COUR D'APPEL DE PARIS 1 chambre, section P ORDONNANCE DU 12 AVRIL 2002
Numéro d'inscription au répertoire général : 2002/60305 Nature de la décision : Contradictoire NOUS, François CUINAT, Président de Chambre à la Cour d'Appel de PARIS, agissant par délégation de Monsieur le Premier Président de cette Cour, assisté de Josette DUCOURNAU, Greffier. Vu l'assignation en référé délivrée à la requête de :
Madame X..., Michèle, Jacqueline Y..., ... ; DEMANDERESSE (PRESENTE) Ayant pour avoué la SCP DUBOSCQ PELLERIN et pour avocat maître KALTENBACH à :
Monsieur Vitor DE Z..., ... ; DEFENDEUR Comparant en personne Et après avoir entendu le conseil de la demanderesse et M. DE Z... en ses explications lors des débats de l'audience publique du 12 avril 2002 :
. . . / Mme X... Y... a saisi la justice, sur le fondement de l'article R.321-12 du Code de l'organisation judiciaire, de la contestation l'opposant à M. Vitor DE Z... au sujet des conditions des funérailles de leur fils, Miguel DE Z..., décédé le 26 mars 2002, dans sa 26ème année, par suicide. Mme Y... demandait à être
autorisée à faire procéder à l'incinération du corps, ainsi que son fils en avait -aux termes de trois attestations qu'elle produit- exprimé le souhait, et à conserver les cendres, indiquant à l'audience avoir l'intention de les disperser, probablement dans l'océan. M. DE Z... s'y opposait en invoquant ses convictions religieuses, la nouvelle atteinte que l'incinération porterait au corps du défunt, et la détresse dans laquelle le plongerait la crémation qui l'empêcherait de faire son deuil de son enfant. Par jugement du 9 avril 2002, exécutoire de plein droit sur minute, le président du Tribunal d'instance de VINCENNES a : - débouté X... Y... de ses demandes ; - donné acte aux parties de leur accord en ce qui concerne l'administration des soins conservateurs au corps de Miguel DE Z... ; - laissé les dépens à la charge de Mme Y.... Le premier juge a motivé sa décision en retenant : . que Miguel DE Z... n'avait laissé aucune disposition écrite pour régler ses funérailles ou simplement pour exprimer sa volonté en la matière ; . que si trois attestations sont versées aux débats, par lesquelles une amie, un ami et un grand-oncle rapportent des propos de l'intéressé en faveur de la crémation, les graves troubles de la personnalité dont il était atteint interdisent de tenir ces déclarations pour l'expression indiscutable de sa volonté, sans qu'il y ait lieu de remettre en question ces attestations ; . que les parents du jeune homme, concernés au premier chef, ont le droit de voir prise en compte leur propre souffrance et sont fondés à se prévaloir du trouble que peut apporter à leur deuil une modalité qui heurte trop durement leurs convictions ; . qu'en demandant non seulement à faire procéder à la crémation, mais encore à être autorisée à disposer de l'intégralité des cendres en vue de les disperser dans la nature, la requérante outrepasserait le contenu des attestations dont elle se prévaut, son fils Miguel n'ayant pas exprimé le désir de ne reposer nulle part, de
n'avoir aucune sépulture et de ne garder aucune trace après son décès ; . que M. DE Z... invoque légitimement la souffrance que ce projet et l'appropriation qui en découle infligeraient à ses convictions.
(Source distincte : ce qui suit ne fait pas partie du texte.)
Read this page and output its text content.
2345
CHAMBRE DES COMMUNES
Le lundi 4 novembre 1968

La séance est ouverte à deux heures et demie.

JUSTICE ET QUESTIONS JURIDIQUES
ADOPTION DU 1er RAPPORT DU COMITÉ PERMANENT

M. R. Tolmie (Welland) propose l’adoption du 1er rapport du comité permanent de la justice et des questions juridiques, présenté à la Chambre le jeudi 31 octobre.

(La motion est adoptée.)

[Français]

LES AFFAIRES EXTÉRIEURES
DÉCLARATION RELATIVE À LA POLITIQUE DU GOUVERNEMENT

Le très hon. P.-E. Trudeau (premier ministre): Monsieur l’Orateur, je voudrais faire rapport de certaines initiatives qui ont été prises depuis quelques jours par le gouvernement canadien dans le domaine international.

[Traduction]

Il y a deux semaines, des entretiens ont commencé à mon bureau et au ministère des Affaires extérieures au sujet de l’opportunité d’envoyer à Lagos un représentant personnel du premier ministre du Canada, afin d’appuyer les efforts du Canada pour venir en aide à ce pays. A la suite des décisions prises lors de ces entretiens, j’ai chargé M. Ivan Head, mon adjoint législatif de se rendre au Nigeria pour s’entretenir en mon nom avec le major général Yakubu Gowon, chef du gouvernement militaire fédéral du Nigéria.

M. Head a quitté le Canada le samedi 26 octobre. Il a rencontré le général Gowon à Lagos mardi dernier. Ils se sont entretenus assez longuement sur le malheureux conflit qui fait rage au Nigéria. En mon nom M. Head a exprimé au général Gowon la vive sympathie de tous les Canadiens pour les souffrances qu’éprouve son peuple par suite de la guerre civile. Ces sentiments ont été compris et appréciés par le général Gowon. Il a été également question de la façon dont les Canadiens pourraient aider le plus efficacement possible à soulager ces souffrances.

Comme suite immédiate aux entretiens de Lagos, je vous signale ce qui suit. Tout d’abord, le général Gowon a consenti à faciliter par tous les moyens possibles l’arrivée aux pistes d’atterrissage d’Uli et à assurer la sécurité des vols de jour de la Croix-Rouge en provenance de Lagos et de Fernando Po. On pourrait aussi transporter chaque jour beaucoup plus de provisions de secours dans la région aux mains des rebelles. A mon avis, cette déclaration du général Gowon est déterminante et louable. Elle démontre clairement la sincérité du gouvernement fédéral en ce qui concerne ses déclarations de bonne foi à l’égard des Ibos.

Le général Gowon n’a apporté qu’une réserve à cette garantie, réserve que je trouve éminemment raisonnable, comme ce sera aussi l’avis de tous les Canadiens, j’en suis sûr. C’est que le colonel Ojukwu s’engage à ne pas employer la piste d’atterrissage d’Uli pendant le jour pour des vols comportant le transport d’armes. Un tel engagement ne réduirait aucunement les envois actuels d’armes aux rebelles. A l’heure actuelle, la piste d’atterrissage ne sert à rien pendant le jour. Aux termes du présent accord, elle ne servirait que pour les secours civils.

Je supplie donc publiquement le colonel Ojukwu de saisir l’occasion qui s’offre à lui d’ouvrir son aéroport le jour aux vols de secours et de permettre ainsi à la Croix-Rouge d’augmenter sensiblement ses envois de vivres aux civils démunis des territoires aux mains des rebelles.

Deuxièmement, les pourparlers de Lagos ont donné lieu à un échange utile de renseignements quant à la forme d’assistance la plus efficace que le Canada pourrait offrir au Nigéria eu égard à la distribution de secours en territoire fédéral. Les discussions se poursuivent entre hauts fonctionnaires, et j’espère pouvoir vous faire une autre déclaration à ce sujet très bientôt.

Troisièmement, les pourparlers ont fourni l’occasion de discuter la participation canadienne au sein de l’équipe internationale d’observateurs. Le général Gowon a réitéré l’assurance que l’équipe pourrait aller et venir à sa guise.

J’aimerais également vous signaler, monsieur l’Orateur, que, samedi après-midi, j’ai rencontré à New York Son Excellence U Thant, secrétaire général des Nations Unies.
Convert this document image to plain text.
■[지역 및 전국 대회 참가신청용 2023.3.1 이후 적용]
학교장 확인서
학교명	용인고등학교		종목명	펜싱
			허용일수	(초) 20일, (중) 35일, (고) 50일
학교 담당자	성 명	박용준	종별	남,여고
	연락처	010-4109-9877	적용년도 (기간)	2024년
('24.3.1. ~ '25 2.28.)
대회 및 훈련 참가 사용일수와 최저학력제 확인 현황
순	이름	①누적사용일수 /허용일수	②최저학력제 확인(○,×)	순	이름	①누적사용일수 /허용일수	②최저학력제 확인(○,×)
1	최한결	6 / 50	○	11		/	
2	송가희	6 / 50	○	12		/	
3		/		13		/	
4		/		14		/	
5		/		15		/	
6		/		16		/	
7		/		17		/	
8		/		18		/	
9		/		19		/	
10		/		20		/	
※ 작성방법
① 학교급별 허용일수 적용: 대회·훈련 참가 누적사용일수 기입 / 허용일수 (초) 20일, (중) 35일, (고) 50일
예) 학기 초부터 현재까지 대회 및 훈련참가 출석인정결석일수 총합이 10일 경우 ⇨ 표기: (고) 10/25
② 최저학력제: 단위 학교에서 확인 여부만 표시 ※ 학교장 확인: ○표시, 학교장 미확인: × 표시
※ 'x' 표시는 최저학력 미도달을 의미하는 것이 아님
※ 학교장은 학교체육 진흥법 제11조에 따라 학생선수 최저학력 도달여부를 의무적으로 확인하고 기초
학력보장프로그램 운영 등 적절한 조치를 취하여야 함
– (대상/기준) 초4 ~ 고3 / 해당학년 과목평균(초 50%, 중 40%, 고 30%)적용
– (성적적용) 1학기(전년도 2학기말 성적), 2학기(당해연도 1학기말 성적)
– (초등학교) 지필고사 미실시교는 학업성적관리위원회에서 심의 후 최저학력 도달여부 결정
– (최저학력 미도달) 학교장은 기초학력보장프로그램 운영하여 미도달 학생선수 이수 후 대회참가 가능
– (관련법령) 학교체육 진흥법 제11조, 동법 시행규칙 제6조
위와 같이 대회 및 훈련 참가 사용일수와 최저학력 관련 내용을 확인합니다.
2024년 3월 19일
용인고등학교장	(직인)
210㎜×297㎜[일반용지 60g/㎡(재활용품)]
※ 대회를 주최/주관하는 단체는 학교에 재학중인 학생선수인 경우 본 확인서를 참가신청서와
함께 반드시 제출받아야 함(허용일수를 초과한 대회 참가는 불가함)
Mme X... Y... a relevé appel de ce jugement le 10 avril 2002, soit dans le délai de vingt-quatre heures imparti à cet égard par l'article L.321-12 du code précité. Elle fait valoir qu'elle a vécu maritalement avec Vitor DE Z... jusqu'en décembre 1983 ; que leur fils Miguel est né le 2 novembre 1976 et a été reconnu par son père ; qu'à la suite de la séparation de ses parents, il a été élevé par elle ; qu'il a eu ensuite des relations chaotiques avec son père ; que depuis cinq ans, Miguel était sans emploi, souffrait de graves troubles de la personnalité -de schizophrénie- et était suivi au Centre médico-psychologique de Vincennes ; qu'il vivait chez elle et qu'elle lui apportait le soutien moral indispensable à son état ; que Vitor DE Z..., qui avait d'abord consenti à l'incinération, s'y est opposé le jour venu, en présence de l'entourage. . . . / 2ème page Reprenant les trois attestations produites devant le premier juge, elle rappelle que : . Mlle Emilie A..., qui connaît Miguel depuis 1994 et a entretenu avec lui, jusqu'à son décès, des relations amicales très fortes, atteste ainsi : "J'ai recueilli à plusieurs reprises lors de conversations privées avec mon ami Miguel sa volonté de vouloir être incinéré s'il décédait" ; . M. Thomas B..., ami de Miguel, s'exprime ainsi :
"Il y a trois semaines, au cours d'une discussion sur la mort avec mon ami Miguel, je lui ai fait part de mon désir d'incinération s'il m'arrivait quelque chose. Miguel m'a dit que ce serait également son choix" ; . M. André C..., grand-oncle maternel, indique pour sa part : "Au cours d'une conversation sur les réunions de famille, lors du mariage de son frère le 23 mars dernier, Miguel DE Z... m'a confié que n'appartenant à aucune religion et n'aimant pas les cimetières, il
préférerait être brûlé" ; Elle soutient que le premier juge aurait dû retenir la volonté du défunt, exprimée sans ambigu'té au moins à trois époques différentes et auprès de trois personnes proches ; que ces volontés doivent primer, l'article 3 de la loi du 15 novembre 1887 impliquant que même en l'absence de testament, ces volontés puissent être exprimées de quelque façon que ce soit ; qu'elle n'a demandé à disposer de l'intégralité des cendres que pour tenter de régler par anticipation un nouveau conflit susceptible de naître ; que cependant, lors des débats devant le premier juge, M. DE Z... n'a exprimé à ce propos aucun voeu, qu'elle était pourtant prête à entendre. Elle conclut en demandant au premier président de la cour d'appel d'infirmer le jugement entrepris et, statuant à nouveau, de : - l'autoriser à faire procéder à l'incinération de son fils Miguel ; - statuer ce que de droit concernant la disposition des cendres ainsi recueillies ; - condamner Vitor DE Z... aux dépens.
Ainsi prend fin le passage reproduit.